It’s less than six months since Nikon announced its J2 compact interchangeable lens camera, and the company is already announcing a follow-up — the J3. At $649.99 with Nikon's kit lens, you get two big improvements for the extra $50 over Nikon’s last J: a higher-resolution 14.2-megapixel CX format sensor and the new Expeed 3A processor, both of which are found in Nikon’s higher-end V2. And the combination will pull off the same tricks on Nikon’s newest, namely shooting 15 frames per second with continuous autofocus, and something called Slow View. The feature lets you capture 40 frames in a second or so, then play them back in a slow-mo animation loop; once you have the clip, you can "shoot" your keeper frames from it, letting you worry less about nailing the perfect shot the first time around.

For $100 less, Nikon is also announcing the S1 — the first entrant in Nikon’s new lower-priced S series. The specs are almost identical — same processing engine, 73-point AF array, 15 fps continuous shooting, hybrid autofocus, and middling ISO 6400 maximum light sensitivity. What you’ll be sacrifiicing is megapixels — 10.1 compared to 14.2 on the J3 — and a physical mode selector dial. Both cameras are slated for release sometime in February.

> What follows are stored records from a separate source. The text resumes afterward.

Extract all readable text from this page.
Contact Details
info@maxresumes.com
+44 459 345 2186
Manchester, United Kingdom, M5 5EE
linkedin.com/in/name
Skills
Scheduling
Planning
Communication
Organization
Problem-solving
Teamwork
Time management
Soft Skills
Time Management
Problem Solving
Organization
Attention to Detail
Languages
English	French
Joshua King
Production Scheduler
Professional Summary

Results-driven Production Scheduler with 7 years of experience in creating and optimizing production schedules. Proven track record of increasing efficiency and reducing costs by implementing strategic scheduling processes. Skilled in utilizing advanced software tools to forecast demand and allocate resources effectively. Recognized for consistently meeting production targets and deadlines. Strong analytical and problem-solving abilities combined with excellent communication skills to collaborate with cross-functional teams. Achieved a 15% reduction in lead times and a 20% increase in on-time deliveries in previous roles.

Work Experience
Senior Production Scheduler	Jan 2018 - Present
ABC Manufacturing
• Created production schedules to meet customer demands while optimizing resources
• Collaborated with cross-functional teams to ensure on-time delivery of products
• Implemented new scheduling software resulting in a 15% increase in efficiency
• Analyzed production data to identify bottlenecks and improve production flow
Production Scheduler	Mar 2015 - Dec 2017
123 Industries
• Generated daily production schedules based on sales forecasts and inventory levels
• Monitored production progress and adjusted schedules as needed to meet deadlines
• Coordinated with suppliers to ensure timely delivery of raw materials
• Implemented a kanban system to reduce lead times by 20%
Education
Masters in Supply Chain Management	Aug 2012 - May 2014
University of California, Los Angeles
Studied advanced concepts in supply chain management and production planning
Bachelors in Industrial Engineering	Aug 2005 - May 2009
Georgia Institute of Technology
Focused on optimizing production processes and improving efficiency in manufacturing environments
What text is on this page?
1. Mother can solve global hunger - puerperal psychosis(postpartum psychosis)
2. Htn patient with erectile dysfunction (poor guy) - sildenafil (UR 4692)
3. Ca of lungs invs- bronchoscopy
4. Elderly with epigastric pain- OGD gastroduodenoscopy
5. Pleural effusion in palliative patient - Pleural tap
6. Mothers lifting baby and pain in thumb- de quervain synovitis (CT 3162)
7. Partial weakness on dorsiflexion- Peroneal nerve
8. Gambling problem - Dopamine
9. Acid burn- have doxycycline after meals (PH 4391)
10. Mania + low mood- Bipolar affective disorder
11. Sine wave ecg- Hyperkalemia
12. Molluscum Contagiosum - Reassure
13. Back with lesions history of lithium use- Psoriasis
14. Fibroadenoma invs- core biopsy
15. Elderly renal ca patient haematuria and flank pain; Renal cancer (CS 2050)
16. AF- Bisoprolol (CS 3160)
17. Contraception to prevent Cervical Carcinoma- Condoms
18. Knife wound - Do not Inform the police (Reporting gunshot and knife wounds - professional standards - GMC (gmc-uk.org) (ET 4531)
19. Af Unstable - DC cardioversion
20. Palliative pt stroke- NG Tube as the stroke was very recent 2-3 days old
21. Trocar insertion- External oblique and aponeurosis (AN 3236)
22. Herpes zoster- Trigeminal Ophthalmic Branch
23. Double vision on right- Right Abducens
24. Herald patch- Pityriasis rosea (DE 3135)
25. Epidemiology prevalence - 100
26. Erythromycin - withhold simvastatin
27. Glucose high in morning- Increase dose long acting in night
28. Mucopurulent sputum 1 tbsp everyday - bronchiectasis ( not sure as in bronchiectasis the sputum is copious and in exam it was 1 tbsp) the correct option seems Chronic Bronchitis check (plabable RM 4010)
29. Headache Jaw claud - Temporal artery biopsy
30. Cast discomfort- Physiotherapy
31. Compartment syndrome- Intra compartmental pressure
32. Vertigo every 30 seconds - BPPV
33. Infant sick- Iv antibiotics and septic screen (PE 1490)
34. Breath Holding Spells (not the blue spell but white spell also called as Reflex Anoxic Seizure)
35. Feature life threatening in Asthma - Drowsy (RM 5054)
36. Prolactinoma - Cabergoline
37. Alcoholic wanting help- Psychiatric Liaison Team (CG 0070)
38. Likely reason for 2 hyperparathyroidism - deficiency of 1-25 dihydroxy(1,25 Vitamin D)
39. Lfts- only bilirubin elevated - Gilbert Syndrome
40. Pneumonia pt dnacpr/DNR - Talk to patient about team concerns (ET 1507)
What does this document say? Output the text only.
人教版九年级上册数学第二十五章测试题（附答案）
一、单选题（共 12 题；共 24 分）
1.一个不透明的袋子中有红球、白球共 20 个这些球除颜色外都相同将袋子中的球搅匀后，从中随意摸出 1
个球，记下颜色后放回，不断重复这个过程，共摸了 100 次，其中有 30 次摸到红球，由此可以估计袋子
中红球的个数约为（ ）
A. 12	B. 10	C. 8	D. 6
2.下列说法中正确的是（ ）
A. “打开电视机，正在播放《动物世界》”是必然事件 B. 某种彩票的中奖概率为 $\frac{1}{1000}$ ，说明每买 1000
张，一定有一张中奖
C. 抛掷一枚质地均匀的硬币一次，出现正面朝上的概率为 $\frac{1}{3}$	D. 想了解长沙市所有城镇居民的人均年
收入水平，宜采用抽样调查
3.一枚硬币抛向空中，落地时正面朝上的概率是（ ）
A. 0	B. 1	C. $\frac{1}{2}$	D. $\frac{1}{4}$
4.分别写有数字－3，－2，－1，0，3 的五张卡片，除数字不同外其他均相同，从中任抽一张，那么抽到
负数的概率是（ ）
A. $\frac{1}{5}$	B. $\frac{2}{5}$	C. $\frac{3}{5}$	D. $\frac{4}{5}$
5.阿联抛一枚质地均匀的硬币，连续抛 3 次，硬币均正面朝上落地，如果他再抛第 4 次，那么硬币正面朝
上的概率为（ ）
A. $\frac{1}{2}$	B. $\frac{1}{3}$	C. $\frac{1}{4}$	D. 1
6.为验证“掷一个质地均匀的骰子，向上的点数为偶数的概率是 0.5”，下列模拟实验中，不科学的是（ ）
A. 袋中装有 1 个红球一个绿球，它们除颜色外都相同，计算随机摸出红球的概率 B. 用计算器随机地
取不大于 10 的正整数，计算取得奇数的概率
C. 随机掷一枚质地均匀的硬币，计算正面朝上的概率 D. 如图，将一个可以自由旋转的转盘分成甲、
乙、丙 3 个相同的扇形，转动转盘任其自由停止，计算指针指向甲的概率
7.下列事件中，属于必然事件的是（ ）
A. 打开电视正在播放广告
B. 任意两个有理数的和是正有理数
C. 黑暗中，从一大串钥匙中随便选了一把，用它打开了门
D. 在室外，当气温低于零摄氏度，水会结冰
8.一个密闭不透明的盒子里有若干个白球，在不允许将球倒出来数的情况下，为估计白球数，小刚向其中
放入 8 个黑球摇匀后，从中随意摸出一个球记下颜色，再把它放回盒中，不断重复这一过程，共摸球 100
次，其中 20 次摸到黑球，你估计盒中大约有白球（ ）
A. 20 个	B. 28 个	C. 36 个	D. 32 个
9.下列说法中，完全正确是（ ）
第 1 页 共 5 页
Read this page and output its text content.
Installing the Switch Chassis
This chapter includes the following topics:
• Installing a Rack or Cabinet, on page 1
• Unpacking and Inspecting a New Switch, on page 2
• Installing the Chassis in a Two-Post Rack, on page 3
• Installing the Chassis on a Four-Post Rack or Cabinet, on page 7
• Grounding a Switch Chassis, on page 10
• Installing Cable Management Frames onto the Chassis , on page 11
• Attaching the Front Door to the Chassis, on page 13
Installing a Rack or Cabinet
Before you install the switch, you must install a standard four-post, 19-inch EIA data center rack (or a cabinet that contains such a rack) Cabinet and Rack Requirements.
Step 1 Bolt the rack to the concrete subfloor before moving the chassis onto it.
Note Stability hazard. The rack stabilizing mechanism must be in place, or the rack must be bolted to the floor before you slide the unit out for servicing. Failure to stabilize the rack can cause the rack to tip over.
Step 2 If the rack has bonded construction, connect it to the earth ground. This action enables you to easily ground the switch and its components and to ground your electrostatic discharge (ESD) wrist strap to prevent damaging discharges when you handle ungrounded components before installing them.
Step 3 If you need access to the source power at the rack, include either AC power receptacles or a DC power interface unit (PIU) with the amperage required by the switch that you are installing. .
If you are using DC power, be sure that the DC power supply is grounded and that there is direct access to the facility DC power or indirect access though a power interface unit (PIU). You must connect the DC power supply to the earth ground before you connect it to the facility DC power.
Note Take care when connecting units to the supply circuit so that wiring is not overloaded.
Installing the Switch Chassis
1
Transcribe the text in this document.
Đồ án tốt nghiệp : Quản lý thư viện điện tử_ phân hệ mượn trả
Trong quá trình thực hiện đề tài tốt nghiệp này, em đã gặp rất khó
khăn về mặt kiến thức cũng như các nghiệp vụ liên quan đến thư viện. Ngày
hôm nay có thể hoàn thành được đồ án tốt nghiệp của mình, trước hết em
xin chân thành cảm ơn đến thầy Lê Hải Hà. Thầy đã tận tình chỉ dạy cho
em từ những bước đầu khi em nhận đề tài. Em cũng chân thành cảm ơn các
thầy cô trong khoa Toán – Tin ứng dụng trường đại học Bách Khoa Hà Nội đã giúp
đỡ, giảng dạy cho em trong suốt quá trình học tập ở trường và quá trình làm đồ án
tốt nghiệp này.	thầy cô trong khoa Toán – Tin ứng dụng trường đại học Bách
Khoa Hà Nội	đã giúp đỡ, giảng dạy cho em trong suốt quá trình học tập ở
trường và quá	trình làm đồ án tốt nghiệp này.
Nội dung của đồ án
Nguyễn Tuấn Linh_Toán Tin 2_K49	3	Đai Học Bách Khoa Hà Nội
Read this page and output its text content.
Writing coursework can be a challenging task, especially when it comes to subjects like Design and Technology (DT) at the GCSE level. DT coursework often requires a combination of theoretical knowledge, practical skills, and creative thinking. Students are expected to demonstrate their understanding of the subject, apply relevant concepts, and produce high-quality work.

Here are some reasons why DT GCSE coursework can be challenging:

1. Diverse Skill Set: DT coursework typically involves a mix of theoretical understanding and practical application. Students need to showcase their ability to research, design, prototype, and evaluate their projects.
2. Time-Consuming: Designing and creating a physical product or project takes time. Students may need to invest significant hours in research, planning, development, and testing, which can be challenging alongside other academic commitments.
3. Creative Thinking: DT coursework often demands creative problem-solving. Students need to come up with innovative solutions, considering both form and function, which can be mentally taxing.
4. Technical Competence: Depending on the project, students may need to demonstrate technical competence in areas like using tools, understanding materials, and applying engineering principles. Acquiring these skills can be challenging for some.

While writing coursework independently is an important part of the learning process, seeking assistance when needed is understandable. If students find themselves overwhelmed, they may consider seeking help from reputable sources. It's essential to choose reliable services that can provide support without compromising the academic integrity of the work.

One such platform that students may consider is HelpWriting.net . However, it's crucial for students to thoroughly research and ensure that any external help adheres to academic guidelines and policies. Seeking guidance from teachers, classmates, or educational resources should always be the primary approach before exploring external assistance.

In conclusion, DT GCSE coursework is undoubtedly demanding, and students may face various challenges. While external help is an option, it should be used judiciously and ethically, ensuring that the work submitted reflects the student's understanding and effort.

Timed to coincide with the new cameras, Nikon is also unveiling a pair of new 1 mount lenses. The first is the company's widest lens for the platform, a $499.95 6.7–13mm f/3.5–5.6; the equivalent of 18–35mm on a full-frame body. The second is a $549.95 all-in-one 10–100mm f/4–5.6 (27–270mm equivalent) — $200 cheaper than Nikon’s existing 10–100. Both are significant additions given how few lenses Nikon currently has available.

Last but not least, Nikon’s D5200 DSLR is also finally on its way to the US. Originally slated for a worldwide December release, the camera will be going on sale in late January for $899.95 with the company’s 18–55 f/3.5–5.6 kit lens.